Drug Interactions between Rezdiffra and rosuvastatin
This report displays the potential drug interactions for the following 2 drugs:
- Rezdiffra (resmetirom)
- rosuvastatin
Interactions between your drugs
rosuvastatin resmetirom
Applies to: rosuvastatin and Rezdiffra (resmetirom)
ADJUST DOSE: Coadministration with resmetirom may increase the plasma concentrations and effects of the statins rosuvastatin and simvastatin. The proposed mechanism is decreased clearance of the statin due to resmetirom-mediated inhibition of organic anion transporting polypeptides (OATP) 1B1/1B3 and breast cancer resistance protein (BCRP). Rosuvastatin and simvastatin are substrates of OATP 1B1 and OATP 1B3; while rosuvastatin is also a substrate of BCRP. When healthy subjects taking resmetirom at steady state (at two times the highest recommended dosage) were administered a single dose of rosuvastatin (10 mg), the peak plasma concentration (Cmax) and systemic exposure (AUC) of rosuvastatin increased by 2.9 and 1.8-fold, respectively. Similarly, when healthy subjects taking resmetirom at steady state (100 mg daily) were administered a single dose of simvastatin (20 mg) the peak plasma concentration (Cmax) and systemic exposure (AUC) of increased by 1.4 and 1.7- fold, respectively. An increase in statin-related adverse effects may occur (e.g., myopathy and rhabdomyolysis).
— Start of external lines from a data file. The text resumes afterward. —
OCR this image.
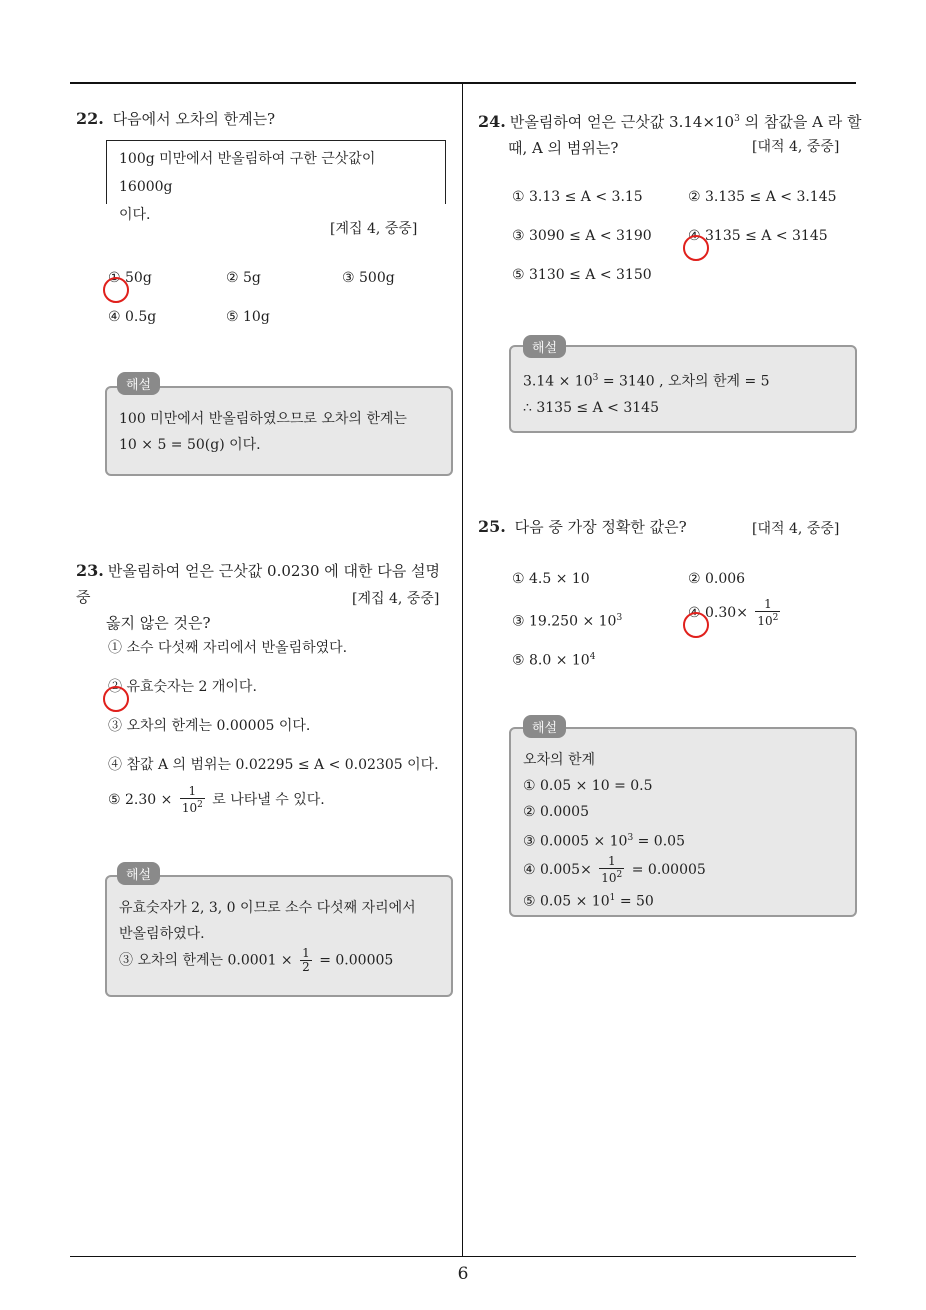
6
22. 다음에서 오차의 한계는?
100g 미만에서 반올림하여 구한 근삿값이 16000g
이다.
[계집 4, 중중]
① 50g	② 5g	③ 500g
④ 0.5g	⑤ 10g
100 미만에서 반올림하였으므로 오차의 한계는
10 × 5 = 50(g) 이다.
해설
23. 반올림하여 얻은 근삿값 0.0230 에 대한 다음 설명 중
옳지 않은 것은?
[계집 4, 중중]
① 소수 다섯째 자리에서 반올림하였다.
② 유효숫자는 2 개이다.
③ 오차의 한계는 0.00005 이다.
④ 참값 A 의 범위는 0.02295 ≤ A < 0.02305 이다.
⑤ $2.30 \times \frac{1}{10^2}$ 로 나타낼 수 있다.
유효숫자가 2, 3, 0 이므로 소수 다섯째 자리에서
반올림하였다.
③ 오차의 한계는 $0.0001 \times \frac{1}{2} = 0.00005$
해설
24. 반올림하여 얻은 근삿값 $3.14\times 10^3$ 의 참값을 A 라 할
때, A 의 범위는?	[대적 4, 중중]
① 3.13 ≤ A < 3.15	② 3.135 ≤ A < 3.145
③ 3090 ≤ A < 3190	④ 3135 ≤ A < 3145
⑤ 3130 ≤ A < 3150
$3.14 \times 10^3 = 3140$ , 오차의 한계 = 5
∴ 3135 ≤ A < 3145
해설
25. 다음 중 가장 정확한 값은?	[대적 4, 중중]
① 4.5 × 10	② 0.006
③ $19.250 \times 10^3$	④ $0.30\times \frac{1}{10^2}$
⑤ $8.0 \times 10^4$
오차의 한계
① 0.05 × 10 = 0.5
② 0.0005
③ $0.0005 \times 10^3 = 0.05$
④ $0.005\times \frac{1}{10^2} = 0.00005$
⑤ $0.05 \times 10^1 = 50$
해설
MANAGEMENT: If concomitant use with resmetirom is required, the manufacturer advises a dose reduction of rosuvastatin and simvastatin to a maximum recommended daily dosage of 20 mg. Closer monitoring for adverse effects such as myopathy and rhabdomyolysis may also be advised. Patients should be advised to promptly report unexplained muscle pain, tenderness, or weakness, particularly if accompanied by malaise or fever.
References (1)
- (2024) "Product Information. Rezdiffra (resmetirom)." Madrigal Pharmaceuticals, Inc.
Drug and food interactions
No alcohol/food interactions were found. However, this does not necessarily mean no interactions exist. Always consult your healthcare provider.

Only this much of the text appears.